Nonetheless, this shadowing proved his allegiance to our friendship.  And I needed that.  For I was just beginning to recognize internally the depths of my own depravity.  But mainly, his example explicitly modeled for me how I wanted to also be as a friend to both him and whomever the Lord brought into my sphere of influence.

-------------------------

Afterwards, we never spoke of this noble gesture.  There was no reminiscing or counseling offered.  It was just Riley's way of doing his life relative to everyone around him.  He was like Batman without the costume.  He was a true white knight.

I spoke to Riley (after obtaining his cellphone # from his brother) soon after the news broke that he'd been indicted for the embezzlement charges.  He was thankful for my willingness to reach out, and I could tell he was at peace with what was soon to come (punishment) in light of his own salvation.
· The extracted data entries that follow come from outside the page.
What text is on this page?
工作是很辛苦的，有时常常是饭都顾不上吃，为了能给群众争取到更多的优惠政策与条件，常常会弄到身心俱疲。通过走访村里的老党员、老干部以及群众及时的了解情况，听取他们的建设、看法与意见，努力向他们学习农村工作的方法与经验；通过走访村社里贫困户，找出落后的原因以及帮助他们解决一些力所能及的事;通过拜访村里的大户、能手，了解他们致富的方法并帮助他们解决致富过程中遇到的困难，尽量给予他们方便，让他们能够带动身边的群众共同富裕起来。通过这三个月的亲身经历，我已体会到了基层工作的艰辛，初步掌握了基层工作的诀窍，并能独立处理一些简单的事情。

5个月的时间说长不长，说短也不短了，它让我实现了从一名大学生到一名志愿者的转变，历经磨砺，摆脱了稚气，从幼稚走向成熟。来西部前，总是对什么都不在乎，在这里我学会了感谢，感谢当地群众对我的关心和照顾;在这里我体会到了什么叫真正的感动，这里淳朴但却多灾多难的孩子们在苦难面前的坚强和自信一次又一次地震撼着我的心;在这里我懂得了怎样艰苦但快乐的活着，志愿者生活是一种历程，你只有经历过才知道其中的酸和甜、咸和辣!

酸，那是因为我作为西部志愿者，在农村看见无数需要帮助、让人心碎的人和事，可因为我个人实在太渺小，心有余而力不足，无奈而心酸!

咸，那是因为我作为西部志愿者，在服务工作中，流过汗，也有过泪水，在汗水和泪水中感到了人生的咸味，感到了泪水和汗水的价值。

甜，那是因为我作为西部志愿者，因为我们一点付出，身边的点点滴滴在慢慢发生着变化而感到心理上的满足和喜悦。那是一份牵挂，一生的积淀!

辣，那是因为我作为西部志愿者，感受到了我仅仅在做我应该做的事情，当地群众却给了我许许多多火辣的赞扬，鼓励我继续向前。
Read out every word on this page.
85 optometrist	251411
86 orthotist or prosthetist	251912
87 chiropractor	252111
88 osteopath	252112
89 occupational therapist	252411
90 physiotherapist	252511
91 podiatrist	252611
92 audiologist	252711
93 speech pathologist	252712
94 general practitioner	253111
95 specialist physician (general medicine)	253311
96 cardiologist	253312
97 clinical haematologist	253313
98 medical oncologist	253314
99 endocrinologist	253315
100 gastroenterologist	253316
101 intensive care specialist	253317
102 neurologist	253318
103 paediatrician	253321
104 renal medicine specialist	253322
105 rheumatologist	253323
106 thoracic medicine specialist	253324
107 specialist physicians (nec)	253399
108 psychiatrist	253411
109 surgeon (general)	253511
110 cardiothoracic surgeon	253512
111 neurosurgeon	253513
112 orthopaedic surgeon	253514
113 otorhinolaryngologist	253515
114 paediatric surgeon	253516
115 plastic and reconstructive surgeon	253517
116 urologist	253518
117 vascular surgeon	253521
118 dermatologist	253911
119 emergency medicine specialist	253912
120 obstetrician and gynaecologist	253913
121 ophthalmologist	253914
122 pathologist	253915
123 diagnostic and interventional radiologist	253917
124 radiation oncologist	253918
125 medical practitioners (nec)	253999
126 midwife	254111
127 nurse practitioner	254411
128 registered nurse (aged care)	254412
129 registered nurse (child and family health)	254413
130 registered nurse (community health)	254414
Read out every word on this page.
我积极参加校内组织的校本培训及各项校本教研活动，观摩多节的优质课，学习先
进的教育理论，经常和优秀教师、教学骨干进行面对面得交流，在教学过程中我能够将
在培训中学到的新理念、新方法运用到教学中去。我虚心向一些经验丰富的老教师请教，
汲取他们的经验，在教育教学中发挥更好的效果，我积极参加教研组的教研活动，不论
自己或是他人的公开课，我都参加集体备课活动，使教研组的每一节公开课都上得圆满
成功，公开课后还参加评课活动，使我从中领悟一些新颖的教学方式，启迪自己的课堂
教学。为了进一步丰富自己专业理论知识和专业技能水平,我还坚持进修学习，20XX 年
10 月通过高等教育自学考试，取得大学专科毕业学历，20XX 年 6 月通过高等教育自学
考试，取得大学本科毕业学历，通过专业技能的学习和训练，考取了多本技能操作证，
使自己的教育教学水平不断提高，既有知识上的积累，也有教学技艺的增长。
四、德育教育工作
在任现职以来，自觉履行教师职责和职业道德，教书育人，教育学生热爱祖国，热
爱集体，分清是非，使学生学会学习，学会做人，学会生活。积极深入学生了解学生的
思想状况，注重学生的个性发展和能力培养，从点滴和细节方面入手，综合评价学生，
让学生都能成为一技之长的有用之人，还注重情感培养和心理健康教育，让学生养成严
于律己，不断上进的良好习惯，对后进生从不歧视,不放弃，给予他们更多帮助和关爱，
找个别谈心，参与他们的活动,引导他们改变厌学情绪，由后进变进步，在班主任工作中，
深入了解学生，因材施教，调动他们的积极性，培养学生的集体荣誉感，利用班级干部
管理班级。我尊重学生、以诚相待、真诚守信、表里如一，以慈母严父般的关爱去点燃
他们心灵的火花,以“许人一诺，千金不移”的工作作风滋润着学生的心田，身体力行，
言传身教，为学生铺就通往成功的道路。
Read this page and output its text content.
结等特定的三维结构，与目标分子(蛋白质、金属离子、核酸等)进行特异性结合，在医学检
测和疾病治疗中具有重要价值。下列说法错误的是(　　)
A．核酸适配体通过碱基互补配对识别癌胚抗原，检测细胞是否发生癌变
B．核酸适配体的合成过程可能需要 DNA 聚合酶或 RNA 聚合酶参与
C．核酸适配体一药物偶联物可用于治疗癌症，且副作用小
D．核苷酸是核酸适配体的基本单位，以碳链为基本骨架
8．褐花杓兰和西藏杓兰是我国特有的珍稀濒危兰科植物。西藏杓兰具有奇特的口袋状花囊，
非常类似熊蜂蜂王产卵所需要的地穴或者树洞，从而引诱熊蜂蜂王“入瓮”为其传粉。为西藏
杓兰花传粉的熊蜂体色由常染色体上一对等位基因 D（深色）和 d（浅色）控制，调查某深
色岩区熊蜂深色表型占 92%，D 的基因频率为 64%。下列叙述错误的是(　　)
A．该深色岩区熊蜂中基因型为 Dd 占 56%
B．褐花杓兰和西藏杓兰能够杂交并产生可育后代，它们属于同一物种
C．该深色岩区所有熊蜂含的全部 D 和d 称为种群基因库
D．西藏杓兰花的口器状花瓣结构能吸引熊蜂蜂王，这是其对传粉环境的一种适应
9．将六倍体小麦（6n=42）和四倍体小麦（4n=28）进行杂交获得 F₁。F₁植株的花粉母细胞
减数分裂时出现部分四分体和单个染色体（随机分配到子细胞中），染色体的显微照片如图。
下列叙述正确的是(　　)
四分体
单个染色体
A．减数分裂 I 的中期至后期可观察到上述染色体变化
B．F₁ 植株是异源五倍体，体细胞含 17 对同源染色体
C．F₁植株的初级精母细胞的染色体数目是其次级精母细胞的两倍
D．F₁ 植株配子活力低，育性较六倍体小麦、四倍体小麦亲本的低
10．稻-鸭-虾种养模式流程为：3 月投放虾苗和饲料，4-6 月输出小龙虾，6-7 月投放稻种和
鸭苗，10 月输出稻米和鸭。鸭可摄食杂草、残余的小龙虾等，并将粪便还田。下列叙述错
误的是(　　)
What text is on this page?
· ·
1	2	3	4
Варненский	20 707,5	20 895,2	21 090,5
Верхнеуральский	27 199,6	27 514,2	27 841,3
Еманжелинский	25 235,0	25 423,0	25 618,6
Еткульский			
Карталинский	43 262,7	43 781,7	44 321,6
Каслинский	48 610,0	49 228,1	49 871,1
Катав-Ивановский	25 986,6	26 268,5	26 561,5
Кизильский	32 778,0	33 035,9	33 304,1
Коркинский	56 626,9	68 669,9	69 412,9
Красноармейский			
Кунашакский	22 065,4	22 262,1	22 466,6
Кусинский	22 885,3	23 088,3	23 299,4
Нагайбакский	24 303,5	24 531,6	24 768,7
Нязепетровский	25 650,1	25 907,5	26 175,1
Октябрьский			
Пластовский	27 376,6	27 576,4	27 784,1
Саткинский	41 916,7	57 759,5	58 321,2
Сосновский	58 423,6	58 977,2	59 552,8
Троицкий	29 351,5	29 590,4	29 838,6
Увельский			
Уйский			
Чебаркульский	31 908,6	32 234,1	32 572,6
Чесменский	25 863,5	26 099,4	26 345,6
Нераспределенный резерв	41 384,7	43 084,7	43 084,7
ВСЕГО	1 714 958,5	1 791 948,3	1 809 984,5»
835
I remember sharing the story I shared above with his brother, Matt, whilst attempting to obtain a means of direct communication to Riley immediately following the breaking news.  Matt replied by stating it sounded just like something Riley would do.

-------------------------

I think we should all engage in the ministry of shadowing.  Just as Riley demonstrated to me.  This notion of walking next to another man, even during the most harrowing of events.  Based on my experience, it is a rare thing to find men who'll actually do this.  Talk is cheap, and circumstances too often lend themselves to cutting a friend loose way in advance of any real need.  I'm forever grateful to Riley Brown for demonstrating to me what true faithfulness looks like.

In closing, I have no doubt that those inmates he's now surrounded by are all the more blessed having him there with them.  White knights are rare indeed.